Symptoms, Signs, and Diagnosis
More than 90% of patients with endometrial cancer have abnormal uterine bleeding (eg, postmenopausal bleeding, premenopausal recurrent metrorrhagia). About 1/3 of women with postmenopausal bleeding have endometrial carcinoma. In postmenopausal women, a vaginal discharge may precede bleeding by several weeks or months.
If a Papanicolaou (Pap) smear shows endometrial cells in a postmenopausal woman or atypical endometrial cells in a woman of any age, further evaluation is indicated. However, a Pap smear does not accurately detect endometrial malignancies.
Tissue sampling from the endometrium, usually performed in the physician’s office, is the definitive diagnostic procedure. This procedure is > 90% accurate, compared with a fractional dilation and curettage with hysteroscopy, performed in the operating room. The latter is used when outpatient sampling is not diagnostic. Transvaginal ultrasonography may also be useful.

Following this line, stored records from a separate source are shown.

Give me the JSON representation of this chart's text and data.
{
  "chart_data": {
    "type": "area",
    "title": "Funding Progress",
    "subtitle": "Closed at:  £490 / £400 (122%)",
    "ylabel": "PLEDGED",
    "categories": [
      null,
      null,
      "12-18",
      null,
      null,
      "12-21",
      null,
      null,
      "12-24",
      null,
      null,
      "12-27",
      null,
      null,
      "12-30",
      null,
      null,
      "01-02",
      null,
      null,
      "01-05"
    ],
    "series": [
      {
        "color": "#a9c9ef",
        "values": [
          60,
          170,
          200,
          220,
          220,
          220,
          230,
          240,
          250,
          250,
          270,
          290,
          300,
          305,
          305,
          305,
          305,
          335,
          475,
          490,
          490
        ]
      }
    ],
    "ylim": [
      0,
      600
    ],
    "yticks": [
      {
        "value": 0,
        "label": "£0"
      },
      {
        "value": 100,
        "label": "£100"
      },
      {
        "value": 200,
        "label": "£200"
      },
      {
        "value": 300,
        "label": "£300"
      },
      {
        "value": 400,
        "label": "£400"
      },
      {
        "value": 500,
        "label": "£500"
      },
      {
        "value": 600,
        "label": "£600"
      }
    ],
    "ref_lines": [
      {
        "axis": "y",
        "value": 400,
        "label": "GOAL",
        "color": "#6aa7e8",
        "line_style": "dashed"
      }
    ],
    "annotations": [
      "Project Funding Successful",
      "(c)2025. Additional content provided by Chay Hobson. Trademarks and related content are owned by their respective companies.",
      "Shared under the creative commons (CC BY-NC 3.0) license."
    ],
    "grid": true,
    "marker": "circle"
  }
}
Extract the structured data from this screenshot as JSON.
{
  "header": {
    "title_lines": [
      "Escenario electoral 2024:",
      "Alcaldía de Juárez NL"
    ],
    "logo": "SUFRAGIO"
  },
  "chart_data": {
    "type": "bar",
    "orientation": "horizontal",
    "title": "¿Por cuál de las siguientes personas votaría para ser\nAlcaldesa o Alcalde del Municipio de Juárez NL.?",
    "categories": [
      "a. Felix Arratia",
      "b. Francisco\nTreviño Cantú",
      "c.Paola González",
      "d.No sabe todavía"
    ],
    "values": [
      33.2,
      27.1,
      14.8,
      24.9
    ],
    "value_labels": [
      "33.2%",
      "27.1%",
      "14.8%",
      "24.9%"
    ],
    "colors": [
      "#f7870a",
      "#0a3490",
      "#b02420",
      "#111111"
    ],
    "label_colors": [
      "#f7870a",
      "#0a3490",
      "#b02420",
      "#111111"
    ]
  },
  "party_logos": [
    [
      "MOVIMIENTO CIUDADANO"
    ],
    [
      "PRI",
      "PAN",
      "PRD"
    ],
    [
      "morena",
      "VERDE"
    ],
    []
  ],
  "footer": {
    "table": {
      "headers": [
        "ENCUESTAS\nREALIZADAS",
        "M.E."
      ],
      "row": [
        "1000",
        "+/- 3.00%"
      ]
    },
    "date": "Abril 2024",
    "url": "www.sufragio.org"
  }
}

Once a histologic diagnosis of endometrial cancer is made, pretreatment evaluation includes serum chemistry studies, liver function tests, a CBC, chest x-ray, and ECG. Additional endoscopic and radiologic studies are not routinely necessary. Pelvic and abdominal CT may help if extrauterine or metastatic disease is suspected.

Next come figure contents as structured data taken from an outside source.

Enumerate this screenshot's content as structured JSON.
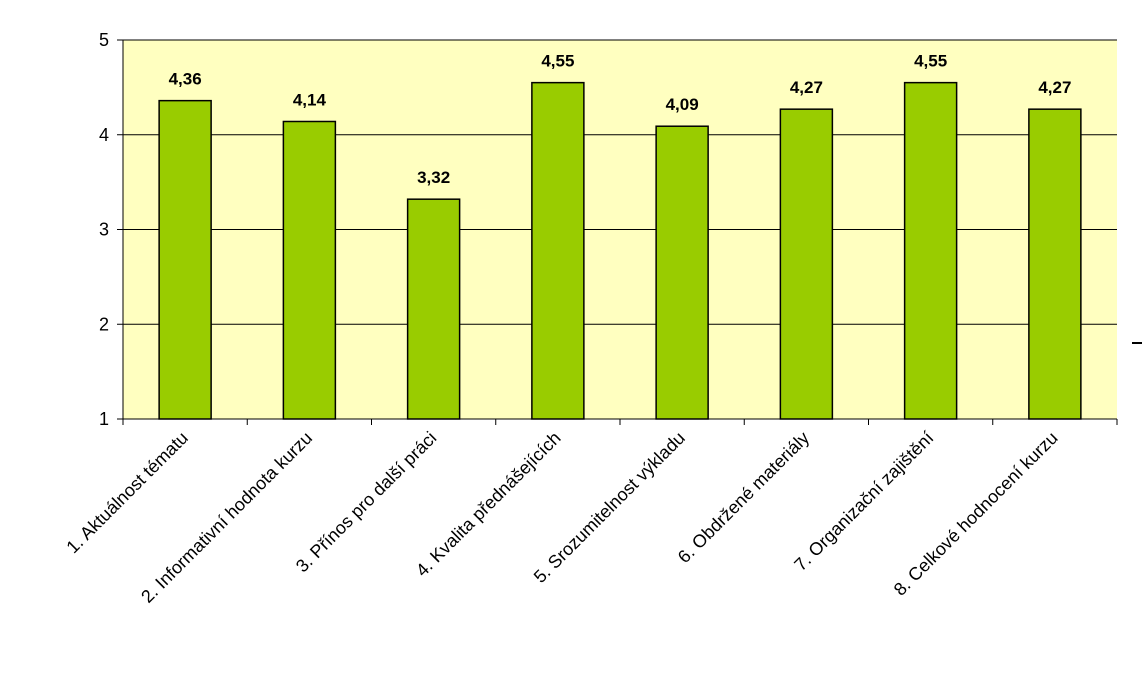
{
  "chart_data": {
    "type": "bar",
    "title": "",
    "xlabel": "",
    "ylabel": "",
    "categories": [
      "1. Aktuálnost tématu",
      "2. Informativní hodnota kurzu",
      "3. Přínos pro další práci",
      "4. Kvalita přednášejících",
      "5. Srozumitelnost výkladu",
      "6. Obdržené materiály",
      "7. Organizační zajištění",
      "8. Celkové hodnocení kurzu"
    ],
    "values": [
      4.36,
      4.14,
      3.32,
      4.55,
      4.09,
      4.27,
      4.55,
      4.27
    ],
    "value_labels": [
      "4,36",
      "4,14",
      "3,32",
      "4,55",
      "4,09",
      "4,27",
      "4,55",
      "4,27"
    ],
    "yticks": [
      "1",
      "2",
      "3",
      "4",
      "5"
    ],
    "ylim": [
      1,
      5
    ],
    "grid": true,
    "legend": "none",
    "colors": {
      "plot_background": "#ffffc0",
      "bar_fill": "#99cc00",
      "bar_stroke": "#000000",
      "gridline": "#000000"
    }
  }
}
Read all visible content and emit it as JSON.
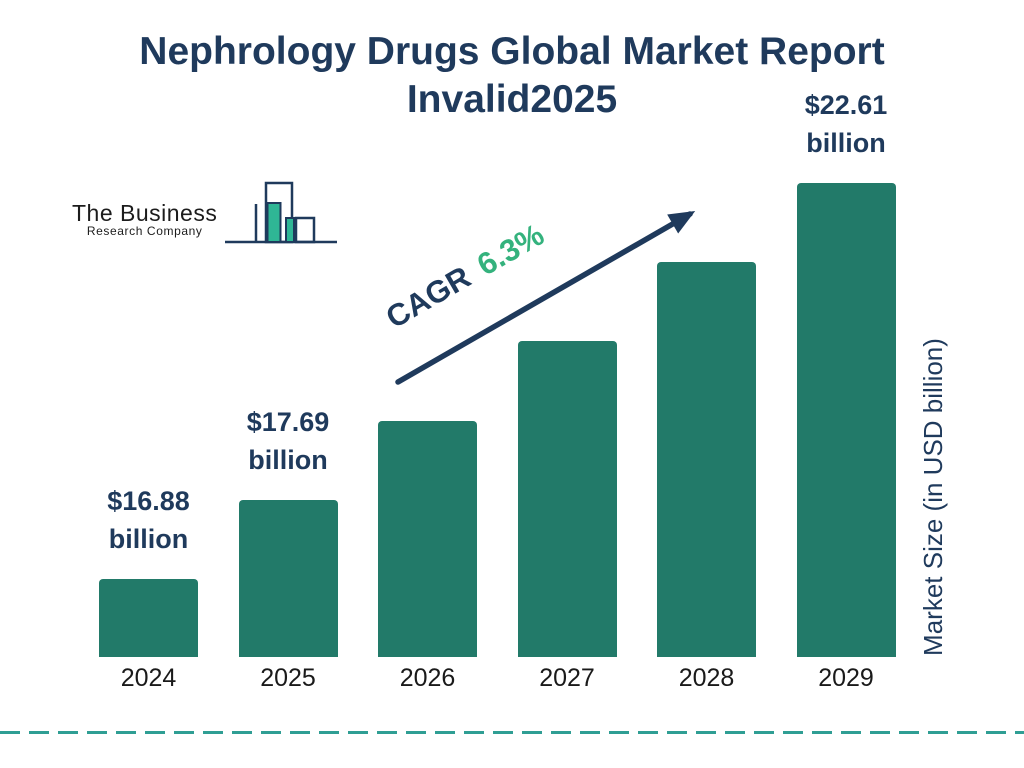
{
  "title": {
    "line1": "Nephrology Drugs Global Market Report",
    "line2": "2025"
  },
  "logo": {
    "line1": "The Business",
    "line2": "Research Company"
  },
  "y_axis_label": "Market Size (in USD billion)",
  "annotation": {
    "cagr_label": "CAGR",
    "cagr_value": "6.3%"
  },
  "chart_data": {
    "type": "bar",
    "title": "Nephrology Drugs Global Market Report 2025",
    "categories": [
      "2024",
      "2025",
      "2026",
      "2027",
      "2028",
      "2029"
    ],
    "values": [
      16.88,
      17.69,
      18.8,
      19.99,
      21.25,
      22.61
    ],
    "unit": "USD billion",
    "ylabel": "Market Size (in USD billion)",
    "cagr": "6.3%",
    "bar_labels": [
      {
        "category": "2024",
        "index": 0,
        "amount": "$16.88",
        "unit": "billion"
      },
      {
        "category": "2025",
        "index": 1,
        "amount": "$17.69",
        "unit": "billion"
      },
      {
        "category": "2029",
        "index": 5,
        "amount": "$22.61",
        "unit": "billion"
      }
    ],
    "legend": "none",
    "gridlines": false,
    "colors": {
      "bar": "#227a69",
      "navy": "#1f3a5c",
      "green": "#34b27d",
      "dashed_line": "#2f9e94",
      "logo_fill": "#2fb695",
      "year_text": "#1a1a1a"
    }
  }
}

Staging, Prognosis, and Treatment
Staging is based on histologic differentiation (grade) of the tumor and findings during surgery, including depth of invasion, cervical involvement (glandular involvement vs. stromal invasion), and extrauterine metastases, such as those to the adnexa, lymph nodes, and peritoneal cavity (
see Table 241-1). An adequate abdominal incision is made, allowing sampling of peritoneal fluid for cytologic evaluation and exploration of the abdomen and pelvis, with biopsy or excision of suspicious extrauterine lesions. Pelvic and para-aortic lymph nodes should be sampled in high-risk situations and, if suspicious, removed. A radical hysterectomy with pelvic and para-aortic lymph node dissection is indicated if cervical involvement is suspected.

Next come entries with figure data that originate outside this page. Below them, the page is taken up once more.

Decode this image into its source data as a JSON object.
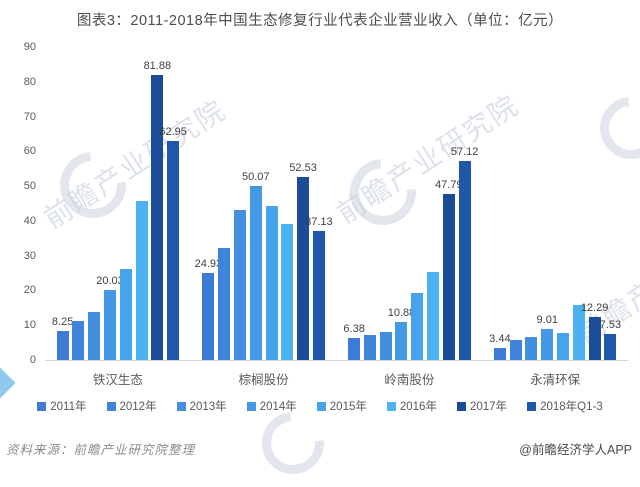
{
  "chart_data": {
    "type": "bar",
    "title": "图表3：2011-2018年中国生态修复行业代表企业营业收入（单位：亿元）",
    "unit": "亿元",
    "categories": [
      "铁汉生态",
      "棕榈股份",
      "岭南股份",
      "永清环保"
    ],
    "series": [
      {
        "name": "2011年",
        "color": "#3D7BD7",
        "labeled": true,
        "values": [
          8.25,
          24.93,
          6.38,
          3.44
        ]
      },
      {
        "name": "2012年",
        "color": "#4083DB",
        "labeled": false,
        "values": [
          11.3,
          32.3,
          7.3,
          5.8
        ]
      },
      {
        "name": "2013年",
        "color": "#448EE0",
        "labeled": false,
        "values": [
          13.8,
          43.0,
          8.1,
          6.7
        ]
      },
      {
        "name": "2014年",
        "color": "#4399E6",
        "labeled": true,
        "values": [
          20.03,
          50.07,
          10.88,
          9.01
        ]
      },
      {
        "name": "2015年",
        "color": "#45A4EC",
        "labeled": false,
        "values": [
          26.3,
          44.2,
          19.2,
          7.8
        ]
      },
      {
        "name": "2016年",
        "color": "#4DB2F2",
        "labeled": false,
        "values": [
          45.6,
          39.2,
          25.3,
          15.7
        ]
      },
      {
        "name": "2017年",
        "color": "#1B4C97",
        "labeled": true,
        "values": [
          81.88,
          52.53,
          47.79,
          12.29
        ]
      },
      {
        "name": "2018年Q1-3",
        "color": "#1F58A8",
        "labeled": true,
        "values": [
          62.95,
          37.13,
          57.12,
          7.53
        ]
      }
    ],
    "value_labels_shown_for": [
      "2011年",
      "2014年",
      "2017年",
      "2018年Q1-3"
    ],
    "ylim": [
      0,
      90
    ],
    "yticks": [
      0,
      10,
      20,
      30,
      40,
      50,
      60,
      70,
      80,
      90
    ],
    "grid": false,
    "legend_position": "bottom"
  },
  "footer": {
    "source": "资料来源：前瞻产业研究院整理",
    "credit": "@前瞻经济学人APP"
  },
  "watermark": {
    "text": "前瞻产业研究院"
  },
  "colors": {
    "title_text": "#4d4d4d",
    "axis_text": "#595959",
    "axis_line": "#d6d6d6",
    "value_label_text": "#3f3f3f"
  }
}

Prognosis is influenced by the tumor’s histologic appearance and grading, the patient’s age (older women have a poorer prognosis), and metastatic spread. Overall, 63% of patients are cancer-free >= 5 yr after treatment. For patients with stage I disease, the reported 5-yr survival rate is 70 to 95%; the 5-yr survival rate for those with stage III or IV disease is 10 to 60%.
Stage I, grade 1 endometrial cancer without deep myometrial invasion is usually localized; the probability of lymph node metastasis is < 2%. Surgery can usually be limited to a total hysterectomy, bilateral salpingo-oophorectomy, and peritoneal cytologic examination. For grades 2 and 3 and for grade 1 with deep myometrial invasion, a pelvic and para-aortic lymphadenectomy may be added.
Very few patients with cancer confined to the uterus have recurrences. Accurate surgical staging enables 50 to 75% of patients with stage I disease to forego postoperative radiation therapy. Extrapelvic cancer, depending on the site and extent, is treated with extended-field radiation, systemic chemotherapy, or hormone therapy. Most patients with stage IV disease are best treated with systemic chemotherapy.
Progesterone therapy, used for advanced or recurrent disease, leads to regression in 35 to 40% of patients. Progesterone can induce regression of pulmonary, vaginal, and mediastinal metastases. Treatment continues indefinitely if the response is favorable. The duration of remission varies but may last 2 to 3 yr.
Several cytotoxic drugs (especially doxorubicin and cisplatin) are active against metastatic and recurrent endometrial cancer. Monthly regimens combining doxorubicin 60 mg/m2 and cisplatin 75 mg/m2 IV may have overall response rates of >= 50%. Paclitaxel shows activity against this cancer.